Pathogenic variants in thirteen genes — PPT1, TPP1, CLN3, CLN5, CLN6, MFSD8, CLN8, CTSD, DNAJC5, CTSF, ATP13A2, GRN, KCTD7 — are known to cause NCL. The diagnosis of an NCL is increasingly based on assay of enzyme activity and molecular genetic testing. In unusual cases diagnosis relies on electron microscopy (EM) of biopsied tissues. The diagnostic testing strategy in a proband depends on the age of onset.
The NCLs are inherited in an autosomal recessive manner with the exception of adult onset, which can be inherited in either an autosomal recessive or an autosomal dominant manner. The most prevalent NCLs are CLN3 disease, classic juvenile and CLN2 disease, classic late infantile (although prevalence varies by ethnicity and country of family origin)

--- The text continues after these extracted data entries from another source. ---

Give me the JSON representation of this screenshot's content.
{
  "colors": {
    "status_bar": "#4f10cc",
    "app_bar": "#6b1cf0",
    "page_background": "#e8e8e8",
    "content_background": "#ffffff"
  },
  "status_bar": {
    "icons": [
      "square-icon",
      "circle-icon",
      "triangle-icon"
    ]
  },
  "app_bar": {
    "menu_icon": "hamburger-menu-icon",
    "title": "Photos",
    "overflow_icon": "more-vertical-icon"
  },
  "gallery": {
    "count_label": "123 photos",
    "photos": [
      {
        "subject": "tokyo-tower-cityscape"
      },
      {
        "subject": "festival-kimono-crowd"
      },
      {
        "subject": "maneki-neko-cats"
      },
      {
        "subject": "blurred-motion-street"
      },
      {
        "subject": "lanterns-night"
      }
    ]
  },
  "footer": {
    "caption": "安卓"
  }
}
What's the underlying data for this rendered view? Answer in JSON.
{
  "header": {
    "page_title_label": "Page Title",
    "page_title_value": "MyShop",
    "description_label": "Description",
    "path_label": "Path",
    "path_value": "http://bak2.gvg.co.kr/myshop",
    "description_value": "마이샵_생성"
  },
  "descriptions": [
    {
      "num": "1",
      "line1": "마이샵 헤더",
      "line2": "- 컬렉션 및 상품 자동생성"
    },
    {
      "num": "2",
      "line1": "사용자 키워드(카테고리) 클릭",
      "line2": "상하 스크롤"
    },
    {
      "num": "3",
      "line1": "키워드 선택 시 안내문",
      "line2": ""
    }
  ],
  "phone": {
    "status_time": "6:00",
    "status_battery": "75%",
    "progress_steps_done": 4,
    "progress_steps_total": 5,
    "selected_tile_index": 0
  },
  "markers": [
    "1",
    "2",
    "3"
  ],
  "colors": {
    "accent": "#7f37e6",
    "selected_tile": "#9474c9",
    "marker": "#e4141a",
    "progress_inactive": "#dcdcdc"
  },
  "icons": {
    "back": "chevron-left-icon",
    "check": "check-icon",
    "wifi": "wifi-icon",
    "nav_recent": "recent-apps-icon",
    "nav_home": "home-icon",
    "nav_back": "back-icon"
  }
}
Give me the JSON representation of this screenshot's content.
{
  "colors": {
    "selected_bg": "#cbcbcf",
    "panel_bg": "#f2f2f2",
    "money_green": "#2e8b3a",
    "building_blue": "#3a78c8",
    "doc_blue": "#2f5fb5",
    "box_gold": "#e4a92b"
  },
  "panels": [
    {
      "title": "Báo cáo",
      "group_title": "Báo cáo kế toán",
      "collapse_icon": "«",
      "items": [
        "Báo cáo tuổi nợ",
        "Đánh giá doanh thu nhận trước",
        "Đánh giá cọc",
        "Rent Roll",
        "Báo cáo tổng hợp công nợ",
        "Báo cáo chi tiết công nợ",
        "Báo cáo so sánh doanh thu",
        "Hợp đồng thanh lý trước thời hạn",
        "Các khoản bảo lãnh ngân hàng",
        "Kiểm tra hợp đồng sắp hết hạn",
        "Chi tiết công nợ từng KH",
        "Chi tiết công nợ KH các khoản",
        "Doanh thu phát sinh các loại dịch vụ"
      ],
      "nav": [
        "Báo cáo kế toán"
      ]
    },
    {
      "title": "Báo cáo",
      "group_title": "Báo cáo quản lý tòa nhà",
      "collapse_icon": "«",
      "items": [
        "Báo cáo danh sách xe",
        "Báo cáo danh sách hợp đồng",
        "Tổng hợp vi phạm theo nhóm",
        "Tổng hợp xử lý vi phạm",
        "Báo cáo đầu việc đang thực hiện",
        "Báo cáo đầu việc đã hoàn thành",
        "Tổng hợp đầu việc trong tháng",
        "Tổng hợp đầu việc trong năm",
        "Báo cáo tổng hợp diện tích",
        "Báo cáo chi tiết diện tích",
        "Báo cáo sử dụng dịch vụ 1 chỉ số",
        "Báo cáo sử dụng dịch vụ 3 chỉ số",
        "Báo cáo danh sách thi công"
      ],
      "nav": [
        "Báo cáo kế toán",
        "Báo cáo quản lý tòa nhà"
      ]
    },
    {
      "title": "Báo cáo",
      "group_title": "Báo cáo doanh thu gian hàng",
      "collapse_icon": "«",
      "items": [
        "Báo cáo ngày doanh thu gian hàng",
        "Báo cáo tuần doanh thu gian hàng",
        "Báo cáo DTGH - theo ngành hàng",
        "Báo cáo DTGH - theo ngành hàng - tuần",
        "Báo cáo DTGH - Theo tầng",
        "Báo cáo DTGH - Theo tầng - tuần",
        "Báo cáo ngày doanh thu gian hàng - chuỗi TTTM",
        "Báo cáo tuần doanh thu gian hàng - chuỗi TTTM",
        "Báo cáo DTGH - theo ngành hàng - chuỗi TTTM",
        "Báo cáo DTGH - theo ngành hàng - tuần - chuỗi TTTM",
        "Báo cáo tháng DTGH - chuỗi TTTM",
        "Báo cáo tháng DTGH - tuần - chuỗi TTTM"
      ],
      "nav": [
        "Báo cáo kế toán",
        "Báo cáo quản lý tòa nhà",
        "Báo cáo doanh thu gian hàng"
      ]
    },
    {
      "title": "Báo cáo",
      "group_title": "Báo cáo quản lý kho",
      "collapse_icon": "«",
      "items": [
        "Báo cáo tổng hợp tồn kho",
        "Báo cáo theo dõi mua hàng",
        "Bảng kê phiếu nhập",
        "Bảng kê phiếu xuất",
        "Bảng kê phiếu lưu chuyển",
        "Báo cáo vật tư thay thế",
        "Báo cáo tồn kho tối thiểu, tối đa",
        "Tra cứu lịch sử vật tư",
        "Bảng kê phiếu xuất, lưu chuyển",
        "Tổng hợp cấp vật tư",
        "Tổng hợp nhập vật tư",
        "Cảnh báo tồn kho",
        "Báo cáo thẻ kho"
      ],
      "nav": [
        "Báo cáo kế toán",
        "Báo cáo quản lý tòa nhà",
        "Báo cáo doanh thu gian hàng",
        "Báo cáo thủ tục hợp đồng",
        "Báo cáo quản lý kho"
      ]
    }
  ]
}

The first presenting symptom may vary among NCL phenotypes, which are typically distinguished on the basis of age of onset and clinical manifestations. Unusual pathogenic variants in many, if not all, NCL-associated genes may result in a milder or more severe disease phenotype.
Treatment is currently symptomatic and palliative only. Seizures, malnutrition, gastroesophageal reflux, pneumonia, sialorrhea, depression and anxiety, spasticity, Parkinsonian symptoms, and dystonia can be effectively managed.